Köylülerin anlattığı efsaneye gore, eski zamanlarda bu köyün güçlü ve bilge bir başkanı varmış. Onun çok güzel bir kızı varmış. Adı Aygül imiş. Aygül, babasının sağkolu olan genç başkomutan Kozulan’a aşık olmuş. Kozulan da Aygül'e gönül vermiş. Ikisi birlikte mutluymuşlar. Ama mutlulukları uzun sürmemiş…

Köyü düşman basmış. Gece gündüz savaşmışlar. Kan su gibi akmış. İnsan çığlıkları, atların, ineklerin ve köpeklerin sesleri uzaklara duyulmuş. Köylüler savaşı kazanmışlar, yağmacıları kovmuşlar, ama çok can kaybetmişler.

Kozulan da o savaşta ağır yaralanmış. Öleceğini sezerek askerlerine “Kalbimi bağrımdan çıkartın ve halkıma götürün " demiş. 

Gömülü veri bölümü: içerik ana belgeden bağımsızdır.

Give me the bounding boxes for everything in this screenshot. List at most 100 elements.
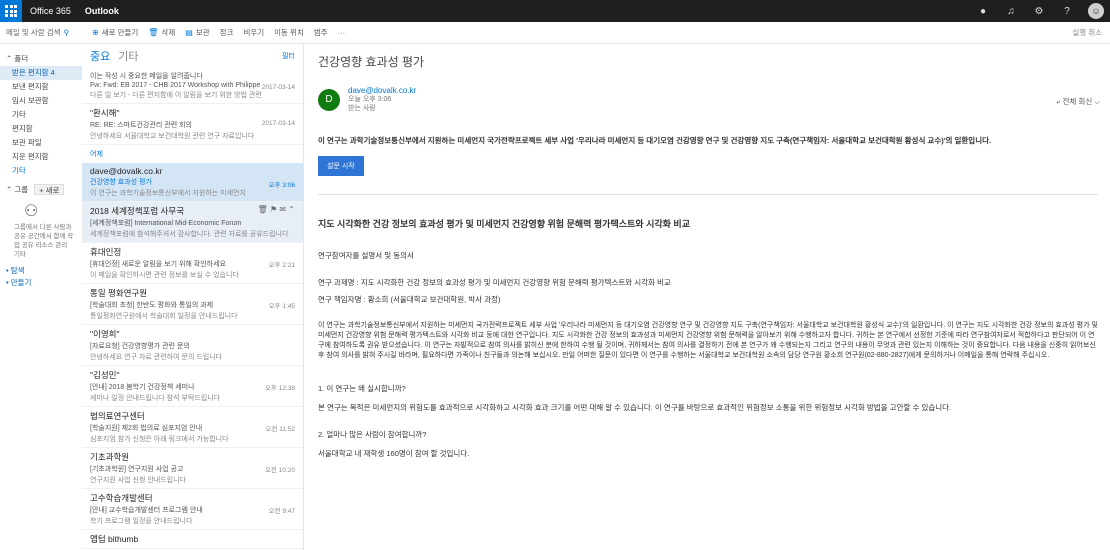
folder-deleted[interactable]: 지운 편지함 (0, 150, 82, 164)
time: 오전 11:52 (265, 426, 295, 433)
categories-label: 범주 (313, 28, 328, 37)
message-subject: 건강영향 효과성 평가 (318, 55, 425, 69)
folder-mailbox[interactable]: 편지함 (0, 122, 82, 136)
undo-button[interactable]: 실행 취소 (1072, 27, 1102, 38)
reading-pane: 건강영향 효과성 평가 D dave@dovalk.co.kr 오늘 오후 3:… (305, 44, 1110, 550)
list-item[interactable]: 법의료연구센터 [학술지원] 제2회 법의료 심포지엄 안내 심포지엄 참가 신… (82, 407, 303, 448)
reply-all-label: 전체 회신 (1062, 97, 1093, 106)
recipients[interactable]: 받는 사람 (348, 104, 416, 113)
create-group-link[interactable]: • 만들기 (6, 277, 82, 289)
study-title-line: 연구 과제명 : 지도 시각화한 건강 정보의 효과성 평가 및 미세먼지 건강… (318, 278, 671, 287)
list-item[interactable]: 2018 세계정책포럼 사무국 [세계정책포럼] International M… (82, 202, 303, 243)
delete-button[interactable]: 🗑 삭제 (148, 27, 175, 38)
sent-time: 오늘 오후 3:06 (348, 96, 392, 103)
time: 2017-03-14 (261, 120, 295, 127)
search-icon[interactable]: ⚲ (64, 28, 70, 37)
preview: 안녕하세요 서울대학교 보건대학원 관련 연구 자료입니다 (90, 133, 255, 140)
app-name[interactable]: Outlook (85, 6, 119, 16)
gear-icon[interactable]: ⚙ (1032, 6, 1046, 17)
start-survey-button[interactable]: 설문 시작 (318, 156, 364, 176)
brand-label[interactable]: Office 365 (30, 6, 71, 16)
archive-button[interactable]: ▤ 보관 (185, 27, 209, 38)
discover-groups-link[interactable]: • 탐색 (6, 265, 82, 277)
list-item[interactable]: "이영희" [자료요청] 건강영향평가 관련 문의 안녕하세요 연구 자료 관련… (82, 325, 303, 366)
reply-all-button[interactable]: ⤶ 전체 회신 ⌵ (1056, 96, 1100, 107)
folder-inbox[interactable]: 받은 편지함 4 (0, 66, 82, 80)
folder-list: 받은 편지함 4 보낸 편지함 임시 보관함 기타 편지함 보관 파일 지운 편… (0, 66, 82, 178)
list-item[interactable]: "김성민" [안내] 2018 봄학기 건강정책 세미나 세미나 일정 안내드립… (82, 366, 303, 407)
list-item[interactable]: 고수학습개발센터 [안내] 교수학습개발센터 프로그램 안내 학기 프로그램 일… (82, 489, 303, 530)
preview: 세미나 일정 안내드립니다 참석 부탁드립니다 (90, 395, 221, 402)
time: 오후 1:45 (268, 303, 295, 310)
new-button[interactable]: ⊕ 새로 만들기 (92, 27, 138, 38)
sender: 이는 작성 시 중요한 메일을 알려줍니다 (90, 73, 203, 80)
preview: 학기 프로그램 일정을 안내드립니다 (90, 518, 193, 525)
list-item[interactable]: 이는 작성 시 중요한 메일을 알려줍니다 Fw: Fwd: EB 2017 -… (82, 68, 303, 104)
folders-header[interactable]: ⌃ 폴더 (6, 52, 82, 66)
tab-other[interactable]: 기타 (118, 48, 138, 64)
preview: 심포지엄 참가 신청은 아래 링크에서 가능합니다 (90, 436, 229, 443)
tab-focused[interactable]: 중요 (90, 48, 110, 64)
sender: 법의료연구센터 (90, 411, 145, 421)
list-item[interactable]: 휴대인정 [휴대인정] 새로운 알림을 보기 위해 확인하세요 이 메일을 확인… (82, 243, 303, 284)
sender: "환시해" (90, 108, 120, 118)
archive-icon: ▤ (185, 28, 193, 37)
sender: 휴대인정 (90, 247, 122, 257)
subject: [세계정책포럼] International Mid-Economic Foru… (90, 220, 242, 227)
junk-button[interactable]: 정크 (220, 27, 234, 38)
list-item[interactable]: 기초과학원 [기초과학원] 연구지원 사업 공고 연구지원 사업 신청 안내드립… (82, 448, 303, 489)
command-bar: 메일 및 사람 검색 ⚲ ⊕ 새로 만들기 🗑 삭제 ▤ 보관 정크 비우기 이동 위… (0, 22, 1110, 44)
sender: 앱텀 bithumb (90, 534, 139, 544)
more-button[interactable]: ··· (338, 28, 346, 37)
intro-paragraph: 이 연구는 과학기술정보통신부에서 지원하는 미세먼지 국가전략프로젝트 세부 … (318, 136, 992, 145)
folder-sent[interactable]: 보낸 편지함 (0, 80, 82, 94)
row-actions[interactable]: 🗑 ⚑ ✉ ⌃ (258, 205, 295, 214)
bell-icon[interactable]: ♫ (1004, 6, 1018, 17)
app-launcher-icon[interactable] (0, 0, 22, 22)
sender: 기초과학원 (90, 452, 130, 462)
sender-avatar[interactable]: D (318, 88, 340, 111)
archive-label: 보관 (195, 28, 210, 37)
sweep-button[interactable]: 비우기 (243, 27, 264, 38)
answer-1: 본 연구는 목적은 미세먼지의 위험도를 효과적으로 시각화하고 시각화 효과 … (318, 403, 952, 412)
section-heading: 지도 시각화한 건강 정보의 효과성 평가 및 미세먼지 건강영향 위험 문해력… (318, 219, 690, 229)
more-label: ··· (337, 28, 346, 37)
avatar[interactable]: ☺ (1088, 3, 1104, 19)
categories-button[interactable]: 범주 (314, 27, 328, 38)
consent-title: 연구참여자를 설명서 및 동의서 (318, 251, 414, 260)
new-label: 새로 만들기 (101, 28, 139, 37)
folder-drafts[interactable]: 임시 보관함 (0, 94, 82, 108)
preview: 이 연구는 과학기술정보통신부에서 지원하는 미세먼지 (90, 190, 246, 197)
time: 오후 2:21 (268, 262, 295, 269)
folder-more[interactable]: 기타 (0, 164, 82, 178)
list-item[interactable]: 앱텀 bithumb (82, 530, 303, 549)
new-group-button[interactable]: + 새로 (34, 184, 65, 195)
preview: 세계정책포럼에 참석해주셔서 감사합니다. 관련 자료를 공유드립니다 (90, 231, 289, 238)
groups-icon: ⚇ (24, 203, 39, 220)
trash-icon: 🗑 (148, 28, 159, 37)
subject: 건강영향 효과성 평가 (90, 179, 152, 186)
sender: 통일 평화연구원 (90, 288, 148, 298)
list-item[interactable]: "환시해" RE: RE: 스마트건강관리 관련 회의 안녕하세요 서울대학교 … (82, 104, 303, 145)
help-icon[interactable]: ? (1060, 6, 1074, 17)
subject: [안내] 교수학습개발센터 프로그램 안내 (90, 507, 203, 514)
move-button[interactable]: 이동 위치 (274, 27, 304, 38)
folder-pane: ⌃ 폴더 받은 편지함 4 보낸 편지함 임시 보관함 기타 편지함 보관 파일… (0, 44, 82, 550)
folder-other[interactable]: 기타 (0, 108, 82, 122)
sweep-label: 비우기 (243, 28, 265, 37)
list-item[interactable]: 통일 평화연구원 [학술대회 초청] 한반도 평화와 통일의 과제 통일평화연구… (82, 284, 303, 325)
list-item-selected[interactable]: dave@dovalk.co.kr 건강영향 효과성 평가 이 연구는 과학기술… (82, 163, 303, 202)
sender-email[interactable]: dave@dovalk.co.kr (348, 86, 416, 95)
time: 오후 3:06 (268, 182, 295, 189)
sender: "김성민" (90, 370, 120, 380)
filter-button[interactable]: 필터 (282, 51, 295, 61)
time: 오전 10:20 (264, 467, 295, 474)
preview: 통일평화연구원에서 학술대회 일정을 안내드립니다 (90, 313, 238, 320)
message-list: 중요 기타 필터 이는 작성 시 중요한 메일을 알려줍니다 Fw: Fwd: … (82, 44, 304, 550)
groups-header[interactable]: ⌃ 그룹 (6, 184, 28, 195)
skype-icon[interactable]: ● (976, 6, 990, 17)
groups-description: 그룹에서 다른 사람과 공유 공간에서 함께 작업 공유 리소스 관리 기타 (14, 224, 74, 258)
preview: 이 메일을 확인하시면 관련 정보를 보실 수 있습니다 (90, 272, 239, 279)
folder-archive[interactable]: 보관 파일 (0, 136, 82, 150)
search-input[interactable]: 메일 및 사람 검색 ⚲ (0, 27, 82, 38)
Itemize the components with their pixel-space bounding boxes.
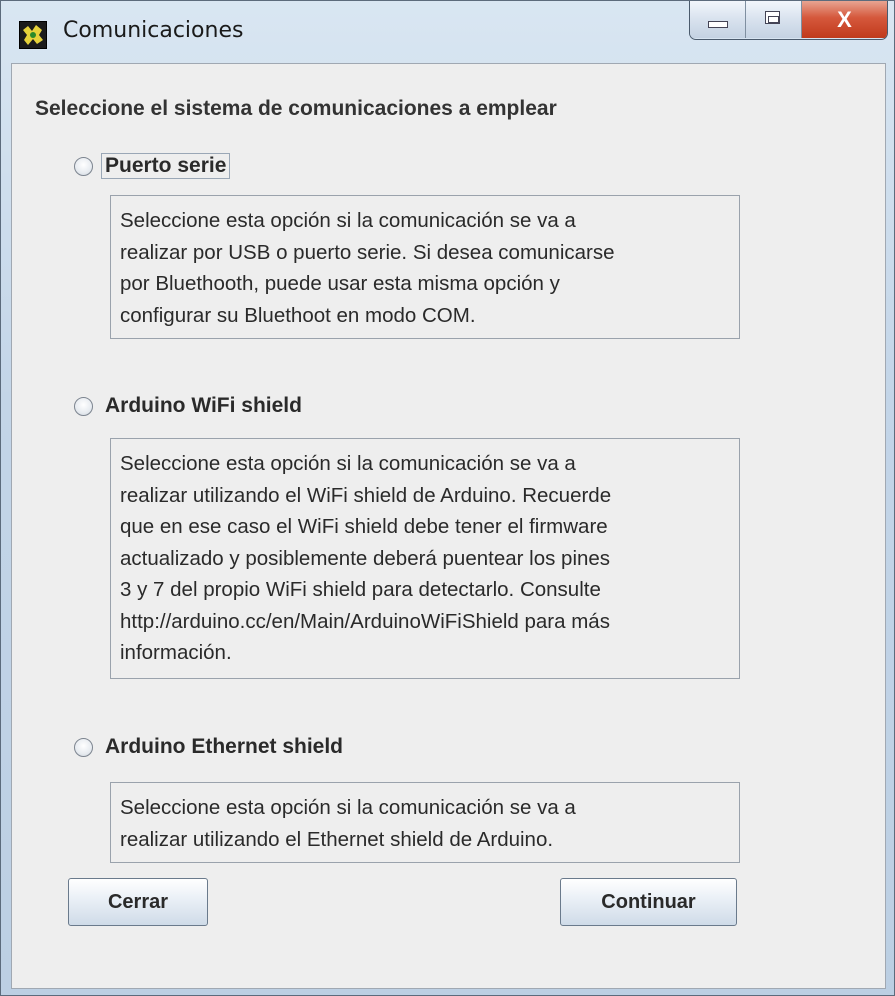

Askerler onun son dileğini yerine getirmişler. Ama hiçbiri Aygül'e kötü haberi söyleyememiş. Yalnız Kozulanın atı çok kişnemiş, hali yürekler acısıymış. Onu gören ve herşeyi anlayan Aygül, derhal köyün yakınındaki dağa koşmuş ve uçurumdan atlamamış.

O zamandan beri günler ayları, aylar yılları, yıllar asırları kovalamış. Sevdiceğinden ayrılan genç kızın uçurumdan atlayarak yere düştüğü ve kanının döküldüğü yerde her bahar kırmızı çiçekler açarmış. "Aygül çiçeği açtı" diye köylüler çok sevinir, bu çiçeklere gözleri gibi bakarlarmış. O gün bu gündür "Kozulan taş" ve " Aygül taş" dağları yanyana çok güzel gözükür, Aygül çiçeği de bu güne kadar varlığını sürdüregelmiştir.